Hypothesis testing about medians (HtestAboutMedians)

class cerebstats.hypothesis_testings.aboutmedians.HtestAboutMedians(observation, prediction, test={'name': 'sign_test', 'side': 'not_equal', 'z_statistic': 0.0})

Hypothesis Testing (significance testing) about medians.

This is a nonparameteric test that does not assume specific type of distribution and hence robust (valid over broad range of circumstances) and resistant (to influence of outliers) test.

1. Verify necessary data conditions.

Statistic

Interpretation

data

experiment/observed data array \(^{\dagger}\)

  • \(^{\dagger}\)

  • \(\overrightarrow{x} =\) experimental data for one sample testing

  • \(\overrightarrow{x} =\) (experimental - prediction) data for paired data testing

  • thus \(\eta =\) median of \(\overrightarrow{x}\)

2. Defining null and alternate hypotheses.

Statistic

Interpretation

sample statistic, \(\eta\)

experiment/observed median \(^{\dagger}\)

null value/population parameter, \(\eta_0\)

prediction (specified value) \(^{\dagger}\)

null hypothesis, \(H_0\)

\(\eta = \eta_0\)

alternate hypothesis, \(H_a\)

\(\eta \neq or < or > \eta_0\)

Depending on whether testing is for a single sample or for paired data \(^{\dagger}\),

Statistic

single sample

paired data

\(\eta\)

experiment/observed median

median of (experiment - observed)

\(\eta_0\)

model prediction

0

Two-sided hypothesis (default)

\(H_0\): \(\eta = \eta_0\) and \(H_a\): \(\eta \neq \eta_0\)

One-side hypothesis (left-sided)

\(H_0\): \(\eta = \eta_0\) and \(H_a\): \(\eta < \eta_0\)

One-side hypothesis (right-sided)

\(H_0\): \(\eta = \eta_0\) and \(H_a\): \(\eta > \eta_0\)

3. Assuming H0 is true, find p-value.

If the data is skewed, the non-parametric z-score is computed for Sign test.

Statistic

Interpretation

\(s_{+}\)

number of values in sample \(> \eta_0\)

\(s_{-}\)

number of values in sample \(< \eta_0\)

\(n_U = s_{+} + s_{-}\)

number of values in sample \(\neq \eta_0\)

z_statistic, z

z = \(\frac{s_{+} - \frac{n_U}{2}}{\sqrt{\frac{n_U}{4}}}\)

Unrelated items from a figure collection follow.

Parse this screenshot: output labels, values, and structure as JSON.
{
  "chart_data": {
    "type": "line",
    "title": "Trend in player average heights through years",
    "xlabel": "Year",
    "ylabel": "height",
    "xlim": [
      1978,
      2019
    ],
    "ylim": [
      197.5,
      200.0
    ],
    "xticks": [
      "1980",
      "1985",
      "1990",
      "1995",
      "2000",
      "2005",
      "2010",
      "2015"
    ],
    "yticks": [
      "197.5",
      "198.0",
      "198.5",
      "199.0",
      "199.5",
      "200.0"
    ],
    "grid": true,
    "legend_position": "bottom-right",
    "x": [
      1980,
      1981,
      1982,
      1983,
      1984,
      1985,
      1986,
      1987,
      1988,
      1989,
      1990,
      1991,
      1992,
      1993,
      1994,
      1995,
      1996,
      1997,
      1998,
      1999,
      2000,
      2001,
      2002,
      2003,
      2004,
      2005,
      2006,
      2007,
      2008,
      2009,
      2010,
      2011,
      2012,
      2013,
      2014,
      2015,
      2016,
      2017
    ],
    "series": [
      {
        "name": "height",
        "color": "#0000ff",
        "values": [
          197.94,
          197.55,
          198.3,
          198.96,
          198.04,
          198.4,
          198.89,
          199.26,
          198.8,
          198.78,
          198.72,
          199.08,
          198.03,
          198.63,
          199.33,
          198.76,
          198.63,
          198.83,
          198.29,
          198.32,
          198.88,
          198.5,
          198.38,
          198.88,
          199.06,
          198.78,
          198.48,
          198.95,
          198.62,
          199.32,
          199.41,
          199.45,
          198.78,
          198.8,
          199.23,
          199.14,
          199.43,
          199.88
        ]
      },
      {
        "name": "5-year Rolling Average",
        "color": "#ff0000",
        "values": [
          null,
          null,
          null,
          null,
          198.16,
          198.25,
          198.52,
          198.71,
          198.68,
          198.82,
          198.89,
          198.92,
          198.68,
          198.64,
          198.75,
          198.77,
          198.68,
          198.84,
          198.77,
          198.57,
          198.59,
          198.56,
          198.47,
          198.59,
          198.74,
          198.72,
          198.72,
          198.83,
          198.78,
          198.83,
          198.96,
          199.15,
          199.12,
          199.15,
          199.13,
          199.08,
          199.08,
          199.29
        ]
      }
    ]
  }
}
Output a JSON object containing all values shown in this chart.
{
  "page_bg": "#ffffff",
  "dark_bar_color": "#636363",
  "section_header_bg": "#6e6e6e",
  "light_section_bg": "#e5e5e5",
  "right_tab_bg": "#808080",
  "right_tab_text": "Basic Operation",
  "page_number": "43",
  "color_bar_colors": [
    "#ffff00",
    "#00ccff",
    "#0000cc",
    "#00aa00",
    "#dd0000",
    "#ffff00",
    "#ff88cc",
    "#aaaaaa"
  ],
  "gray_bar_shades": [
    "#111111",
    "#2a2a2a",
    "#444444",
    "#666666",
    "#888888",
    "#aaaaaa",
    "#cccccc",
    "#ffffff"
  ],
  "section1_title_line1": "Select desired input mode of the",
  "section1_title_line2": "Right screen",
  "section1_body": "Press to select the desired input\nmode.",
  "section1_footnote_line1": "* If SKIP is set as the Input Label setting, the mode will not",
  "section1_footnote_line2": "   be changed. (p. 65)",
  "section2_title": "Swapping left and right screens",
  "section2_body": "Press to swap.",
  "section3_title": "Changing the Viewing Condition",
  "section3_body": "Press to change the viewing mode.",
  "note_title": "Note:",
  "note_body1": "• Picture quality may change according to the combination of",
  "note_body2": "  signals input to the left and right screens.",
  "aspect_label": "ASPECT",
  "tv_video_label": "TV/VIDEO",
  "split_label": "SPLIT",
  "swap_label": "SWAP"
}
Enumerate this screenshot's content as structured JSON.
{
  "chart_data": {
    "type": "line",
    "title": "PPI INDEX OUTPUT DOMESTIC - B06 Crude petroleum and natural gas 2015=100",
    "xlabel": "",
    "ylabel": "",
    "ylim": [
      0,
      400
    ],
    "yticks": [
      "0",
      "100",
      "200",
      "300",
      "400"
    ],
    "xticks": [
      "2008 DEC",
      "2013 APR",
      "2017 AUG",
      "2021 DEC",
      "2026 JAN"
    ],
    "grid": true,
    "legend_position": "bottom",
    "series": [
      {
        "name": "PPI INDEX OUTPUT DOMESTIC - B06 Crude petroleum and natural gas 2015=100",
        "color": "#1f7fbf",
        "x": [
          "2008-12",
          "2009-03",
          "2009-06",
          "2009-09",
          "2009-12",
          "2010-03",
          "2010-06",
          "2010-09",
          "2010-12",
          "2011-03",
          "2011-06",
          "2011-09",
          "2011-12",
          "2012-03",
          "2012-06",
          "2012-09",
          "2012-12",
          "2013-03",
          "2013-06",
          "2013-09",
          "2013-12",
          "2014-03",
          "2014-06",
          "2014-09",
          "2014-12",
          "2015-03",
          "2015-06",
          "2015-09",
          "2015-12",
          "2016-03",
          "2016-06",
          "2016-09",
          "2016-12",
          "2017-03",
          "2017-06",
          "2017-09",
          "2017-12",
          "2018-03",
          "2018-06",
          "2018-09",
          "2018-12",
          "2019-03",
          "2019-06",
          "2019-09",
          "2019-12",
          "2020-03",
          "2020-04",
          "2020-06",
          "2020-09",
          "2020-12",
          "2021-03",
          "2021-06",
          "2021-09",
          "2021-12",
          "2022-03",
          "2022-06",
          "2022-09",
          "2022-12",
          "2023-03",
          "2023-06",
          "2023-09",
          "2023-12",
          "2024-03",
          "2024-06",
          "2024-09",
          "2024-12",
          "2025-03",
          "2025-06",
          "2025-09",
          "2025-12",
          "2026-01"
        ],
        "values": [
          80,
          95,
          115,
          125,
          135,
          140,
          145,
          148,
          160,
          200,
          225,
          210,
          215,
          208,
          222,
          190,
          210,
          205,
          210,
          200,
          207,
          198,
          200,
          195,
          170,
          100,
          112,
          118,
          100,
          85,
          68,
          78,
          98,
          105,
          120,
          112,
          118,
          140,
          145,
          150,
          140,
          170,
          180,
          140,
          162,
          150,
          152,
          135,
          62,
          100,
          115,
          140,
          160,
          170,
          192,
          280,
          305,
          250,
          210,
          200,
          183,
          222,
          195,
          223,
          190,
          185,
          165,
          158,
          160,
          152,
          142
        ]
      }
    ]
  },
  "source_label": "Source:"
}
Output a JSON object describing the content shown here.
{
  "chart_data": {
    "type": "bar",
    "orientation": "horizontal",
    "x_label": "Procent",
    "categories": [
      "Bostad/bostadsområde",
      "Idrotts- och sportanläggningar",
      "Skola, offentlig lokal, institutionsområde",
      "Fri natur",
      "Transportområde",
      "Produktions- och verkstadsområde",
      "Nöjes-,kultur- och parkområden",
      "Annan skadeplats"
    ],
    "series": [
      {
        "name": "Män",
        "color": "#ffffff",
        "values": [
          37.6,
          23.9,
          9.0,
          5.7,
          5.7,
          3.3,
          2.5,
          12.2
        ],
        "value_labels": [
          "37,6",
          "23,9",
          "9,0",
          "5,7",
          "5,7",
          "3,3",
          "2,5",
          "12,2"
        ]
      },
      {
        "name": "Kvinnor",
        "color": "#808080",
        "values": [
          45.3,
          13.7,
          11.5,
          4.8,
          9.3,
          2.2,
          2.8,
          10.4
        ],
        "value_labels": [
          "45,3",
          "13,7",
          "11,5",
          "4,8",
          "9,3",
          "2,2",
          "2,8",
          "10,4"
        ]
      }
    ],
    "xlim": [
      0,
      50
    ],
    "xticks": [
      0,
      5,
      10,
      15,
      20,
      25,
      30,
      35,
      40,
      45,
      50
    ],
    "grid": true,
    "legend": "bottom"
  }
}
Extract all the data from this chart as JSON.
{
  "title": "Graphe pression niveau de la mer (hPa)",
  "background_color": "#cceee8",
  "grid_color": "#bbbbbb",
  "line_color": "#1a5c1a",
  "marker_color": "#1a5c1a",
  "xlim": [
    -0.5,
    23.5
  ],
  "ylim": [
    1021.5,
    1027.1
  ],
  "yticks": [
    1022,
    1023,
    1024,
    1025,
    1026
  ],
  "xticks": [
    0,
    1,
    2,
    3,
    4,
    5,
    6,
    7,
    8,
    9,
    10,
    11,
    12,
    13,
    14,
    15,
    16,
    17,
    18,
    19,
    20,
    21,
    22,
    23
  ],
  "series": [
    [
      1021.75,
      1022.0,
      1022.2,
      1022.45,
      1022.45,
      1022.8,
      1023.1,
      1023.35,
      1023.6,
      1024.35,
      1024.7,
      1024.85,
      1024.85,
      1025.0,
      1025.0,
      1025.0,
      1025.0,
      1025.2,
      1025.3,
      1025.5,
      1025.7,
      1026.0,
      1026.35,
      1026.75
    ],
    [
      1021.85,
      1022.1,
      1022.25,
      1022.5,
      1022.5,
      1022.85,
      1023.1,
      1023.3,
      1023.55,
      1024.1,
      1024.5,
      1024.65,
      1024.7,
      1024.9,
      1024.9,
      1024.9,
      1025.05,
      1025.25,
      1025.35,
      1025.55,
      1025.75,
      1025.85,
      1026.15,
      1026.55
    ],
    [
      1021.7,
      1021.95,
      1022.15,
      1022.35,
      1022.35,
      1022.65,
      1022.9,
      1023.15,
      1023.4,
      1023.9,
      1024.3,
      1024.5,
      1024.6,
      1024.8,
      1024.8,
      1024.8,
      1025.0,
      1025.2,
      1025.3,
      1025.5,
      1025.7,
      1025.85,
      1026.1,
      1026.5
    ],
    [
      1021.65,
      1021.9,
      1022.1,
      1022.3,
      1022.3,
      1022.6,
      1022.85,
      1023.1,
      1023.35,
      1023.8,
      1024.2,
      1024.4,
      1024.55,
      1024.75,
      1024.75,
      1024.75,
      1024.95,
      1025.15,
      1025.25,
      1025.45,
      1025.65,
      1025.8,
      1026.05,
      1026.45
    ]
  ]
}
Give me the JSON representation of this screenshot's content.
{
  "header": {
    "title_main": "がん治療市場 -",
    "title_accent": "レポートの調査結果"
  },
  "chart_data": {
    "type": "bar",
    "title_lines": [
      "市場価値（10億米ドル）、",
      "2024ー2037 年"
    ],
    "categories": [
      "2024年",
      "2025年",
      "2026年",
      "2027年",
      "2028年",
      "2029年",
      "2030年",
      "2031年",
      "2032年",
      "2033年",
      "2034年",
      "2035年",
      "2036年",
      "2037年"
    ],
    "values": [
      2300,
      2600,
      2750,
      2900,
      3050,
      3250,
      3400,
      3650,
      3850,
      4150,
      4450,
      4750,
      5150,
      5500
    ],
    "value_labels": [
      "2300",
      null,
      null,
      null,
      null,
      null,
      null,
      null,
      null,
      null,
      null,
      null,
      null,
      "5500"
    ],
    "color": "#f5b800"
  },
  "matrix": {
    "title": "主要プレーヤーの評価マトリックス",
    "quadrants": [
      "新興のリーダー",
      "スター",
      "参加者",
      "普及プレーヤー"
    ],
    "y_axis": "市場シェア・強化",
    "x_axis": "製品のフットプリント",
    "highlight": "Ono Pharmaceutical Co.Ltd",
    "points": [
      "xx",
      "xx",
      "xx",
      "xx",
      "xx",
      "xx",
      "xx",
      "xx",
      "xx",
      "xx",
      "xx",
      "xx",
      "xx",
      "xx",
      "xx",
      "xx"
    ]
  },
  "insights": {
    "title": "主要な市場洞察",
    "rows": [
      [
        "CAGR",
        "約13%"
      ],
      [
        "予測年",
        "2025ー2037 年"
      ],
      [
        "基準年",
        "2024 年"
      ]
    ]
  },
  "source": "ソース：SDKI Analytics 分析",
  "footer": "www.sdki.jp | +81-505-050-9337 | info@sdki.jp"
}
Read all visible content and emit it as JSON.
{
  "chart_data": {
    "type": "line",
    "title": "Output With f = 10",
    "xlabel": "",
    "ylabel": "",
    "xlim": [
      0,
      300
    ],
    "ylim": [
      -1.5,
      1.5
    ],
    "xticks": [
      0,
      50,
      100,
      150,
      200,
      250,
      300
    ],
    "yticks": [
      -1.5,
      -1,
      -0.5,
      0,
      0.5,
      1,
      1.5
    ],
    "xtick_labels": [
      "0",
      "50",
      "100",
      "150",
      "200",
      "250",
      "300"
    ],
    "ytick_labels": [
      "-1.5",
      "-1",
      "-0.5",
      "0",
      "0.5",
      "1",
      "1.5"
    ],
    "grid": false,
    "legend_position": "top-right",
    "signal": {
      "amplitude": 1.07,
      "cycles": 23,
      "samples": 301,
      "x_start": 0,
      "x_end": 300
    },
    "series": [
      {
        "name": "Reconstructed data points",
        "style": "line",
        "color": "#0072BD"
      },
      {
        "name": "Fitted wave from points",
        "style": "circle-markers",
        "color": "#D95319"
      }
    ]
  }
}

If the data is not skewed, the non-parametric z-score is computed for Signed-rank test (Wilcoxon signed-rank test not Wilcoxon rank-sum test).

Statistic

Interpretation

\(\overrightarrow{x}\)

data \(^{\dagger}\)

\(|x_i-\eta_0|\)

absolute difference between data values and null value

\(T\)

ranks of the computed difference (excluding difference = 0 )

\(T^+\)

sum of ranks \(\eta_0\); Wilcoxon signed-rank statistic

\(n_U\)

number of values in data not equal to \(\eta_0\)

z_statistic, z

z = \(\frac{T^+ - [n_U(n_U+1)/4]}{\sqrt{n_U(n_U+1)(2n_U+1)/24}}\)

Using z look up table for standard normal curve which will return its corresponding p.

4. Report and Answer the question, based on the p-value is the result (true H0) statistically significant?

Answer is not provided by the class but it is up to the person viewing the reported result. The reports are obtained calling the attributes .statistics and .description. This is illustrated below.

ht = HtestAboutMedians( observation, prediction, score,
                        side="less_than" ) # side is optional
score.description = ht.outcome
score.statistics = ht.statistics

Arguments

Argument

Representation

Value type

first

experiment/observation

dictionary that must have keys;

“median”,”sample_size”,”raw_data”

second

model prediction

float or Quantity array

third

(keyword)

about test

dictionary with keywords: “name”: string (“sign_test”,

“signed_rank_test”);

“z_statistic”: float; “side”: string (“not_equal”,

“less_than”, “greater_than”);

and any additional names that is specific to the test

This constructor method generated statistics and outcome (which is then assigned to descirption within the validation test class where this hypothesis test class is implemented).

static alternate_hypothesis(side, symbol_null_value, symbol_sample_statistic)

Returns the statement for the alternate hypothesis, Ha.

get_below_equal_above(data)

Set values for the attributes .below, .equal, and .above the null value, \(\eta_0\) = .specified_value.

static null_hypothesis(symbol_null_value, symbol_sample_statistic)

Returns the statement for the null hypothesis, H0.

test_outcome()

Puts together the returned values of null_hypothesis(), alternate_hypothesis(), and _compute_pvalue(). Then returns the string value for .outcome.